Cooperating to combat chronic diseases
Updated: 2011-09-28 08:21
By Shan Juan (China Daily)
BEIJING - A senior health official has urged multi-department cooperation to better prevent and control the rise of non-communicable chronic diseases, which lead to 85 percent of all deaths on the mainland.
Kong Lingzhi, deputy director of the disease prevention and control bureau of the Ministry of Health, made the remarks on Tuesday at an event to mark World Heart Day, which falls on Sept 25 each year.
"Non-communicable chronic diseases are on a sharp rise in the country and are seriously challenging people's health," she said.
More than 3.7 million people die from various chronic diseases including heart disease, diabetes, cancer and chronic respiratory diseases before they turn 60, statistics from the ministry show.
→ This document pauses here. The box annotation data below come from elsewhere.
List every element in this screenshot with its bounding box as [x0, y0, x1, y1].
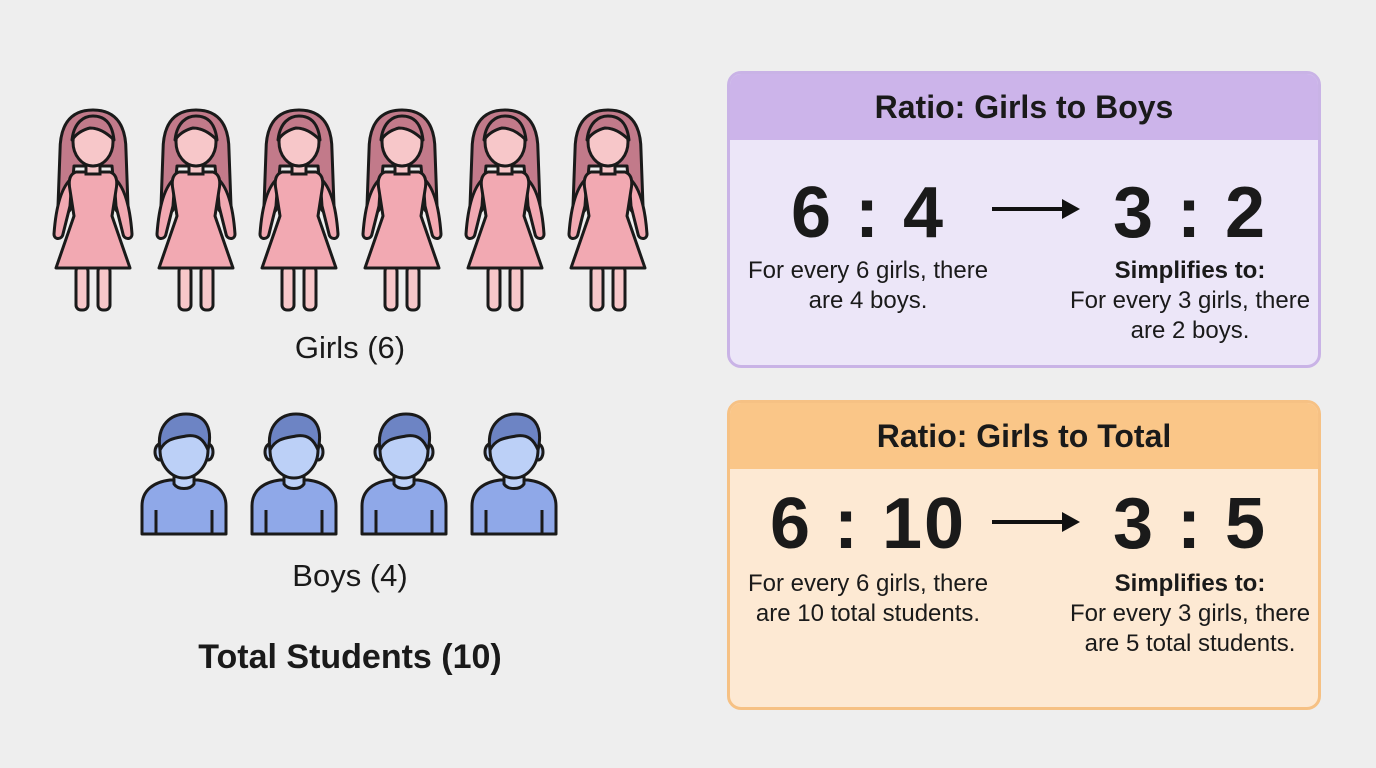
simplified-ratio-value: 3 : 5	[1112, 484, 1268, 564]
girl-icon	[460, 106, 550, 316]
simplifies-label: Simplifies to:	[1114, 257, 1266, 284]
simplifies-label: Simplifies to:	[1114, 570, 1266, 597]
girl-icon	[254, 106, 344, 316]
simplified-description-block: Simplifies to: For every 3 girls, there …	[1060, 569, 1318, 659]
simplified-ratio-value: 3 : 2	[1112, 173, 1268, 253]
ratio-value: 6 : 10	[769, 484, 967, 564]
girl-icon	[357, 106, 447, 316]
girls-label: Girls (6)	[294, 330, 406, 365]
ratio-value: 6 : 4	[790, 173, 946, 253]
ratio-description: For every 6 girls, there are 4 boys.	[747, 257, 989, 314]
total-students-label: Total Students (10)	[198, 638, 502, 676]
ratio-card-girls-to-total: Ratio: Girls to Total 6 : 10 3 : 5 For e…	[727, 400, 1321, 710]
card-title: Ratio: Girls to Total	[730, 403, 1318, 469]
boy-icon	[356, 410, 452, 540]
arrow-right-icon	[990, 194, 1082, 224]
boys-row	[136, 410, 566, 542]
boy-icon	[466, 410, 562, 540]
card-title: Ratio: Girls to Boys	[730, 74, 1318, 140]
girl-icon	[563, 106, 653, 316]
boy-icon	[246, 410, 342, 540]
simplified-description-block: Simplifies to: For every 3 girls, there …	[1060, 256, 1318, 346]
students-illustration: Girls (6) Boys (4) Total Students (10)	[48, 106, 658, 676]
ratio-description: For every 6 girls, there are 10 total st…	[747, 570, 989, 627]
boys-label: Boys (4)	[292, 558, 408, 593]
girls-row	[48, 106, 658, 316]
simplified-description: For every 3 girls, there are 5 total stu…	[1069, 600, 1311, 657]
girl-icon	[151, 106, 241, 316]
boy-icon	[136, 410, 232, 540]
simplified-description: For every 3 girls, there are 2 boys.	[1069, 287, 1311, 344]
arrow-right-icon	[990, 507, 1082, 537]
girl-icon	[48, 106, 138, 316]
ratio-card-girls-to-boys: Ratio: Girls to Boys 6 : 4 3 : 2 For eve…	[727, 71, 1321, 368]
About 200 million people are suffering from hypertension and 90 million from diabetes.
"However, the number of government agencies which have fully recognized the sheer challenge from non-communicable chronic diseases remains limited and we lack a mechanism for cross-sector collaboration," she conceded.
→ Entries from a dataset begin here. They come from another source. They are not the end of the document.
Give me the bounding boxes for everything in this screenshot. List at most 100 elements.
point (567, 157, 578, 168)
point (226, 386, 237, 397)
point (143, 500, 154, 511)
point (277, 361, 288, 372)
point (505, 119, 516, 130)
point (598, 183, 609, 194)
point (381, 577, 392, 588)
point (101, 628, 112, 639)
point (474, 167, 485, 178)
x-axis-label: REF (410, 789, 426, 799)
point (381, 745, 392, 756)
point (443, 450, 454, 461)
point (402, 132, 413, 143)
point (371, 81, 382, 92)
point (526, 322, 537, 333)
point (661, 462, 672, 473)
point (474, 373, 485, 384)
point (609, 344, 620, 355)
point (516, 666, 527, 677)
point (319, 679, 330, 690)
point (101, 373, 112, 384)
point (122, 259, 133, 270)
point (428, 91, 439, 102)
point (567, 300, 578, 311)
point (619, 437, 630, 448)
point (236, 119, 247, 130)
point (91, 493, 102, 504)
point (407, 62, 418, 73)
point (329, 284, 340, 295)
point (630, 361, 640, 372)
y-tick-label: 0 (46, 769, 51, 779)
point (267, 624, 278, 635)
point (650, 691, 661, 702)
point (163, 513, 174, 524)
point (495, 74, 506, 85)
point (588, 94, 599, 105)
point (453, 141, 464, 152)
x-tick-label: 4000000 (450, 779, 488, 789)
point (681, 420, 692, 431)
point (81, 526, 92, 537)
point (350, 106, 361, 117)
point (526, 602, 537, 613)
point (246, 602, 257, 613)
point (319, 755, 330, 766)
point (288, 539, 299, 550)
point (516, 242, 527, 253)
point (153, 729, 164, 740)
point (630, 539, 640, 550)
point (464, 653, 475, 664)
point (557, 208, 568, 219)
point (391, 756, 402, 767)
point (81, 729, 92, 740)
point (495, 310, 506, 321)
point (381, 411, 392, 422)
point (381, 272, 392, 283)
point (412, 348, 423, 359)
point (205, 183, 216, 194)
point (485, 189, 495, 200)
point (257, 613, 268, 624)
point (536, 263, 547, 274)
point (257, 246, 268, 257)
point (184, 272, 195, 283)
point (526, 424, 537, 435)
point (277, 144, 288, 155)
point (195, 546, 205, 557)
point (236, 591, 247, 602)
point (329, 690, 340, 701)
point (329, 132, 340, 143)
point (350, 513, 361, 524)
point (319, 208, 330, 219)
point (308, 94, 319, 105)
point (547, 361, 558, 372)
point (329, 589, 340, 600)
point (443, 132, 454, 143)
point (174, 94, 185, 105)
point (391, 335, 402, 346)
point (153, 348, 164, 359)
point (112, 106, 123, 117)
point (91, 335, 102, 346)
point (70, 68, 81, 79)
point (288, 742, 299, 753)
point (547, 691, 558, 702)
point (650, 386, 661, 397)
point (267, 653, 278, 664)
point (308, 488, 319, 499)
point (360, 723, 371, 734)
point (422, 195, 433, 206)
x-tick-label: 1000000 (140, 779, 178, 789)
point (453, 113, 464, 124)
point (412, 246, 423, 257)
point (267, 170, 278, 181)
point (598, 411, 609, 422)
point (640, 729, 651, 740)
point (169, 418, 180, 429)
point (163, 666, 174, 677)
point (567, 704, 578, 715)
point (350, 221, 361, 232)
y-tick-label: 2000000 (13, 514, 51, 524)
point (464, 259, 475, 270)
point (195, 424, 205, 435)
Control of non-communicable chronic diseases is not technically demanding, but the "real difficulty is to implement existing intervention measures," she said.
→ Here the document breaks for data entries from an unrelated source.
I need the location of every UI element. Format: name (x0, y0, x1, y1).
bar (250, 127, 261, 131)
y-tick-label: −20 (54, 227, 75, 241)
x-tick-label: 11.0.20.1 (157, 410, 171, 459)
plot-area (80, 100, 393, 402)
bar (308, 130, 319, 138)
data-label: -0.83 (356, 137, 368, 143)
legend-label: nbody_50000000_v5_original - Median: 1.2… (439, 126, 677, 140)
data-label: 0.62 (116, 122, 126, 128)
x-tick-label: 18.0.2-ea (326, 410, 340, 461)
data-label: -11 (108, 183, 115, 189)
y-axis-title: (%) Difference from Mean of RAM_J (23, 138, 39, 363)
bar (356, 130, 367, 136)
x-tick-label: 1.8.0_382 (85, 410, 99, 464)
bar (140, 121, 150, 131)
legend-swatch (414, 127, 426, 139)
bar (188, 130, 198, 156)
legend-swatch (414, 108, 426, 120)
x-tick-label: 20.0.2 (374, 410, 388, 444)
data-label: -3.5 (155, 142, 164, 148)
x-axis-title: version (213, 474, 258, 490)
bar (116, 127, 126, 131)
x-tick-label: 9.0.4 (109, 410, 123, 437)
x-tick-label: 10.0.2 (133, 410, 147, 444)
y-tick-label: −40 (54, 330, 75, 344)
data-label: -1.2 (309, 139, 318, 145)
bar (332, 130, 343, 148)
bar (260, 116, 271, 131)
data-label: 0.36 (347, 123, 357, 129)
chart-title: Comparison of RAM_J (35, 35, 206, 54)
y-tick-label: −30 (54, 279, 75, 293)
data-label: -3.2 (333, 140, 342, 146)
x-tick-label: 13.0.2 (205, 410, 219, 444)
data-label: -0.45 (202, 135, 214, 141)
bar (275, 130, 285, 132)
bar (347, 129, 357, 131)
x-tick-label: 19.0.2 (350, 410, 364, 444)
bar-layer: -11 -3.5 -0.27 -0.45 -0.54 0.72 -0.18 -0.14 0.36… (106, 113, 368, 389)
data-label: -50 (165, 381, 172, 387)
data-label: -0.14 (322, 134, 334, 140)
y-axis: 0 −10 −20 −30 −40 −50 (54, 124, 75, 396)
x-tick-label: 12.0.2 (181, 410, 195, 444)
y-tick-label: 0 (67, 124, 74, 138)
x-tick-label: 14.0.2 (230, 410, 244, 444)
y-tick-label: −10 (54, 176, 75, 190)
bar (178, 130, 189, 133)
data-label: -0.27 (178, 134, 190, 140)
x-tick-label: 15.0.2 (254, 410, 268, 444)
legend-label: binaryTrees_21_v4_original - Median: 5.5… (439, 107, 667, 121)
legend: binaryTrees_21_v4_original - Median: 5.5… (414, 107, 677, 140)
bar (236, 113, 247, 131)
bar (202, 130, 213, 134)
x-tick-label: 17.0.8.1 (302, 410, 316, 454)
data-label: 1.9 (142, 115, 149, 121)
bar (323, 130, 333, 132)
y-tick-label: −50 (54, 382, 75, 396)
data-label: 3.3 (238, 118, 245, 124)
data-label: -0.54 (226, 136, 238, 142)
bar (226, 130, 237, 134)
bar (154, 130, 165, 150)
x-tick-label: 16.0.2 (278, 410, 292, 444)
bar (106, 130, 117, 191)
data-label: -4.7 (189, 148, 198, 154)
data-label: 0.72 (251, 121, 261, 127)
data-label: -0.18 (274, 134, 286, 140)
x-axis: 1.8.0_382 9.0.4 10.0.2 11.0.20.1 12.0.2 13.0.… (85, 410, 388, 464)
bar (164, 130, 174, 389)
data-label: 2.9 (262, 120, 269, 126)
Hu Dayi, director of the center of cardiology at Peking University People's Hospital in Beijing, said most chronic diseases could be prevented by practicing a healthy lifestyle, which entails eating a diet low in fat, salt and oil, not smoking, not drinking excessive amounts of alcohol and getting more exercise.
He urged the government to improve public health education to empower people to make the right choices for better health.
Kong agreed and also pointed out that the government has the responsibility to help facilitate people's proper decisions.
"That task, however, could hardly be undertaken by the health sector alone," she said.
For example, the food processing industry and restaurants should be involved in the campaign to provide the public healthy low-fat and low-sodium food, she explained.
Similarly, when the government promotes a more active life with regular exercise, "check out whether there are enough places and facilities for them to do so," Hu said.
"The concern for public health should be integrated into policy-making processes of all sectors such as the food industry and urban planning," Kong urged.
Usually, policies from the health sector have an even bigger impact on non-communicable chronic disease control and prevention, experts said.
Take tobacco taxes, said Yang Gonghuan, director of the tobacco control office of the Chinese Center for Disease Control and Prevention.
"Once the government raises the taxes, the number of smokers will go down, so will lung diseases over the long run," she said.